The result of the application of this legal standard is that Tiffany must ultimately bear the burden of protecting its trademark. Policymakers may yet decide that the law as it stands is inadequate to protect rights of owners in light of the increasing scope of Internet commerce and the concomitant rise in potential trademark infringement. Nevertheless, under the law as it currently stands, it does not matter whether eBay or Tiffany could more efficiently bear the burden of policing the eBay website for Tiffany counterfeits—an open question left unresolved by this trial.8

Thus, the court seems to warn that companies with the capacity to employ Big Data analytics may be compelled to do so to protect fair competition and their commercial marks (indeed, the court noted that Tiffany could have used the same data-mining techniques it suggested eBay employ to protect Tiffany’s trademark).9 In other words, although a company may develop its Big Data capabilities for its own commercial benefit, those same capabilities may require it to proactively protect not only their own separate commercial interests (such as copyrights, trademarks, and patents) but also those of others. This is particularly true when the business model entails the use of another company’s product (and the associated trade rights), such as eBay. It is unlikely that any court would require a company to incur extraordinary expense to protect another’s commercial interest. However, if doing so would subject a company to relatively nominal cost, courts will be more likely to assign that obligation on the entity. Thus, companies that employ Big Data analytics should not only consider how those analytics might increase their market share but also consider how the same analytic capability might be employed to deter claims by the public, competitors, and vendors.

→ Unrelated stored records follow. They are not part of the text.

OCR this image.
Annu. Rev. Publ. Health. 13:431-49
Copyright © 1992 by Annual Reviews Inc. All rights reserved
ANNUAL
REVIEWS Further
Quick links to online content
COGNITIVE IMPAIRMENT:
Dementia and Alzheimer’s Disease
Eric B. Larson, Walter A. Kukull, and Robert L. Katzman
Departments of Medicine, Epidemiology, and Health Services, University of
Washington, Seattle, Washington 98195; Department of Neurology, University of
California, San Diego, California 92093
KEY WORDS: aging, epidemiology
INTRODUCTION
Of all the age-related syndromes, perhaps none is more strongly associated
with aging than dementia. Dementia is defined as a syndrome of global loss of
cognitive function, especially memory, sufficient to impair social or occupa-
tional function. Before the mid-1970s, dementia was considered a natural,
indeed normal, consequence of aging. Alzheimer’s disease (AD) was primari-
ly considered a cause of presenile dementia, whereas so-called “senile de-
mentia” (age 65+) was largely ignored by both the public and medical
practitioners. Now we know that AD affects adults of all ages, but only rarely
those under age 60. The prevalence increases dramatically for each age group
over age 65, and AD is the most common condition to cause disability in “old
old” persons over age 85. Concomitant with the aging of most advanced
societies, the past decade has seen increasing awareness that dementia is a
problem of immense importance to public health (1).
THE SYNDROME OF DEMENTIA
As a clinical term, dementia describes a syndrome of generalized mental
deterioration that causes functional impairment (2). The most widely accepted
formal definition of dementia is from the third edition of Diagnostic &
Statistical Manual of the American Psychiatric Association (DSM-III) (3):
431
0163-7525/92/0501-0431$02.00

For example, data analytics can be used to police websites to identify possible breaches and forgeries while also providing the basis to thwart competitive challenges (e.g., if the data analytics not only provides a competitive advantage but also fosters general public knowledge). Further, data analytics may also be employed to assist companies in responding to discovery should litigation ensue.

6.4 Does the Use of Big Data Result in Injury or Damage?

For any litigation claim to stand, the plaintiff must establish that the attributed conduct by the company resulted in injury or damage. In the privacy and Big Data context, however, proving injury or damage can frequently be a high hurdle to jump.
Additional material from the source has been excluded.